Além dos enormes conflitos sociais que podem ocorrer em Pontal do Paraná pela transformação irreversível de um município turístico em portuário, caso essa intenção seja um dia viabilizada, o que mais espanta é a omissão ou a conivência dos órgãos ambientais. O impacto brutal do empreendimento portuário no município e na Ilha do Mel é tão evidente, que desde a época da realização dos Estudos e Relatórios de Impacto Ambiental (EIA-RIMA), a autoridade portuária local (Administração dos Portos de Paranaguá e Antonina – APPA), destacou que a Ilha do Mel teria seu cenário paisagístico totalmente alterado com a chegada do empreendimento. Todavia, esta perspectiva não foi incorporada no licenciamento ambiental, que se limitou a tratar superficialmente dos impactos no que diz respeito à pesca local e às comunidades de pescadores.
O início da nova gestão Estadual, comandada pelo jovem governador Ratinho Júnior, suscitou grandes esperanças para os paranaenses da região litorânea. Ela apontava como prioridade o incremento substancial do turismo de natureza no Estado, reconhecendo o excepcional valor do potencial econômico de uma indústria que cresce ao ritmo de 20% ao ano no mundo e que permite explorar de forma sadia o patrimônio natural de nossa Mata Atlântica, um bioma que foi reduzido a parcos 7% em relação às porções originais. De forma oposta, infelizmente, o que se viu foi uma tentativa de desconstituição do COLIT (Conselho de Desenvolvimento do Litoral), bem aos moldes da desconstituição pelo Governo Federal do PNC, mencionado no começo do texto.
O endosso do governo do Paraná ao projeto da Faixa de Infraestrutura de Richa, levanta muitas suspeitas, já que o processo todo está eivado de irregularidades procedimentais e ambientais. As terras onde uma empresa de reputação polêmica quer instalar um porto, localizadas estão “sub judice” e documentos sustentam que, na verdade, elas são públicas e teriam sido griladas ainda no período do governo Lupion.
Mas a atual gestão do Governo do Paraná ainda pode não entrar nessa cilada a partir de uma alternativa concebida pela sociedade civil. Por meio de uma campanha de crouwdfunding, os movimentos “Turismo Sim, Porto Não” e “Salve a Ilha do Mel” conseguiram levantar fundos junto à sociedade civil. O dinheiro custeou um estudo para embasar um projeto moderno e sustentável que pode beneficiar todos os paranaenses, inclusive e principalmente, os moradores da região.
Uma alternativa que, diferentemente da proposta da Faixa de Infraestrutura, prioriza as pessoas.
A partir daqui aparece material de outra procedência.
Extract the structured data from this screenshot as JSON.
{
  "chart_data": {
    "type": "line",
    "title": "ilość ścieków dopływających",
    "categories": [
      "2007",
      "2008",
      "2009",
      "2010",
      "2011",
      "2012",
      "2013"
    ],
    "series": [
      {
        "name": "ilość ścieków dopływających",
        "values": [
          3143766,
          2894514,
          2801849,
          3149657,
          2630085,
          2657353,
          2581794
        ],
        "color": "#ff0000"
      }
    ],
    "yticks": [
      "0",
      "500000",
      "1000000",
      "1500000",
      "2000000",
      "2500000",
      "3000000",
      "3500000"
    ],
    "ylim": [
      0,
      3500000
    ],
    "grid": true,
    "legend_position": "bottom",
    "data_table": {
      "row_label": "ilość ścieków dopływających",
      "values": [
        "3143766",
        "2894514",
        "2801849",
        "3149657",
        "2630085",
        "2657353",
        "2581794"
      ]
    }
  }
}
Ela prevê a construção de mais de 50 quilômetros de ciclovias e ciclo faixas, travessias para pedestres, mirantes turísticos, espaços para valorização e venda de produtos locais, soluções inteligentes para desafogar o trânsito em rodovias hoje sobrecarregadas, como a PR-412, e possibilidades para a valorização do fluxo de turistas na beira-mar, por exemplo.
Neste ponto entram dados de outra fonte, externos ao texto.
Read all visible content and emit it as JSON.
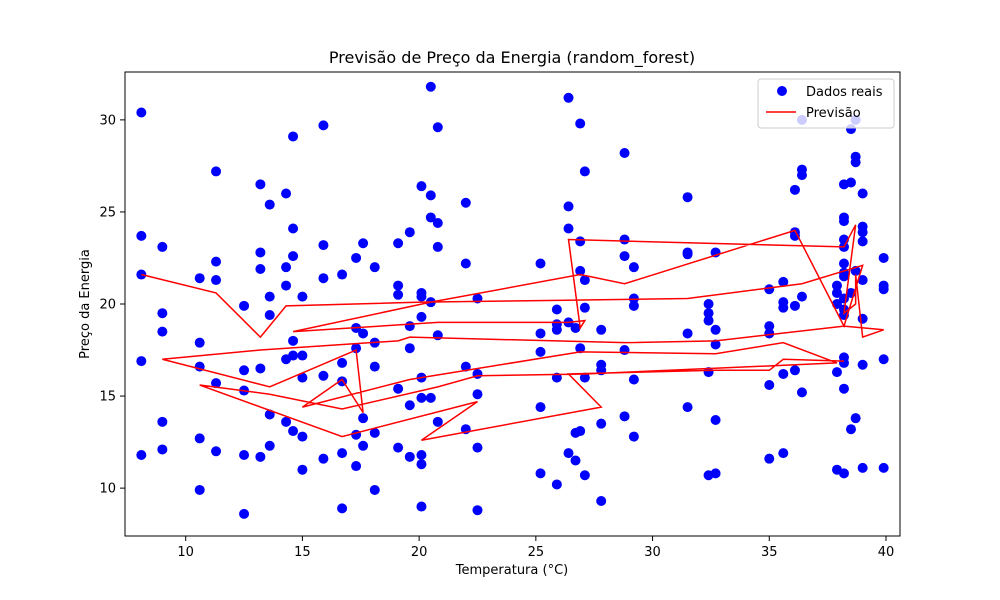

Espera-se, agora, que o governo mantenha suas promessas de campanha relativas à incrementos em turismo e meio ambiente e zele pela boa gestão dos recursos públicos. Ele tem a oportunidade de entrar para a história como o primeiro a investir com seriedade em turismo na região. Ou de ser lembrado como o que condenou a vocação turística de um dos trechos mais lindos e singulares do litoral brasileiro. Esperamos que Ratinho Júnior faça a escolha certa. Não queremos “chorar pelo óleo derramado” também nas praias ainda bem conservadas do litoral sul do nosso país.
Giem Guimarães é diretor-executivo do Observatório de Justiça e Conservação.